Just a few months ago, the European Space Agency (Esa) was preparing for the launch of the Rosalind Franklin rover on its trip to Mars, part of the ExoMars mission, a collaboration between Europe and Russia. Russia was to have provided several key components of the mission, including a rocket to launch it on its journey and the radioactive heaters to keep the batteries of the rover warm in the cold Martian nights.

Now, says space scientist Andrew Coates of University College London, Esa will need to find new partners for the mission. If this turns out to be Nasa, as is widely thought, this will further widen Russia’s rift with the west.

And finally, while you will have seen Russian and Belarus tennis stars competing in the French Open this week, you won’t be seeing these top players at Wimbledon, which has banned all competitors from the two countries. The likes of men’s world number two Daniil Medvedev, men’s number eight Andrey Rublev, and Belarusian former women’s world number two Aryna Sabalenka have been allowed to play as individuals rather than representing their respective countries.

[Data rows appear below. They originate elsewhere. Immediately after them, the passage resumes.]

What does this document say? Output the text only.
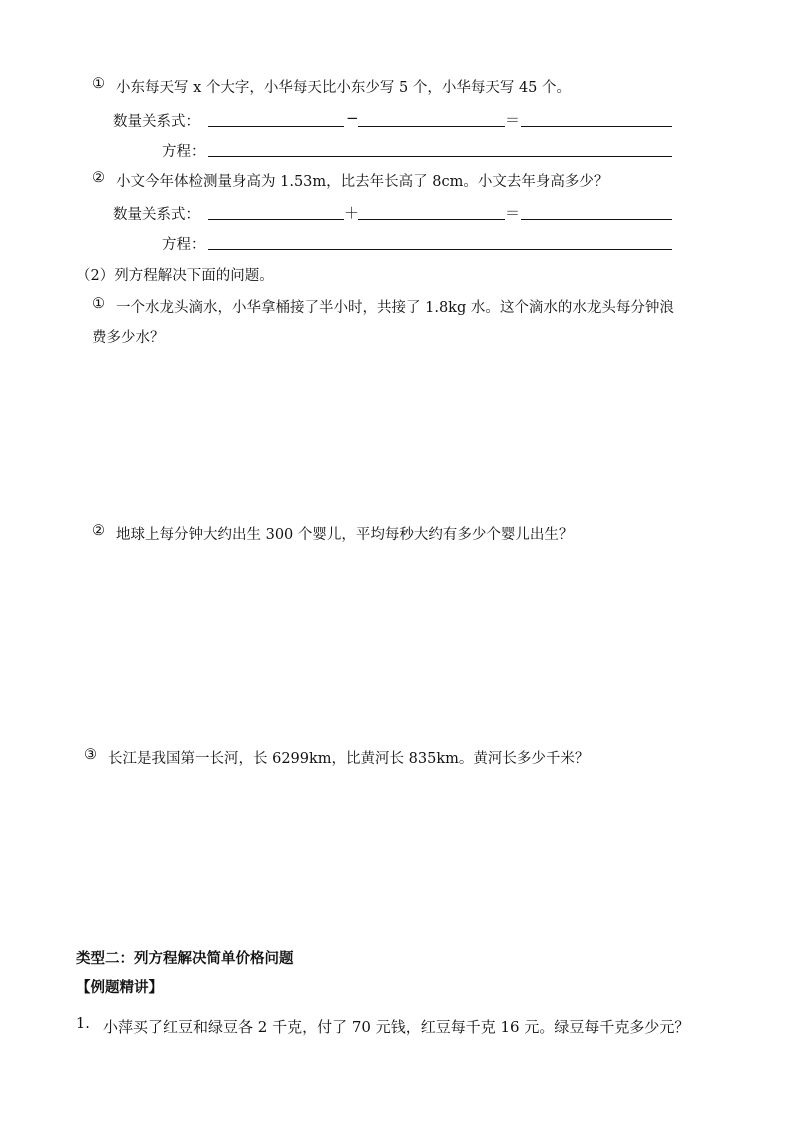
① 小东每天写 x 个大字，小华每天比小东少写 5 个，小华每天写 45 个。
数量关系式：	−	＝
方程：
② 小文今年体检测量身高为 1.53m，比去年长高了 8cm。小文去年身高多少？
数量关系式：	＋	＝
方程：
（2）列方程解决下面的问题。
① 一个水龙头滴水，小华拿桶接了半小时，共接了 1.8kg 水。这个滴水的水龙头每分钟浪
费多少水？
② 地球上每分钟大约出生 300 个婴儿，平均每秒大约有多少个婴儿出生？
③ 长江是我国第一长河，长 6299km，比黄河长 835km。黄河长多少千米？
类型二：列方程解决简单价格问题
【例题精讲】
1. 小萍买了红豆和绿豆各 2 千克，付了 70 元钱，红豆每千克 16 元。绿豆每千克多少元？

As Leon Davis of Teeside University and Mike Duignan of the University of Surrey – both experts in event management – observe here, any of these players who openly express support for the Russian invasion will face sanctions and many of them have won plaudits for openly opposing the war. But, caution Davis and Duignan, even those Russian and Belarusian players who don’t actually live in their birth country any more are likely to have families there who could be endangered if they are too outspoken against the invasion.

This article was published by the Conversation UK.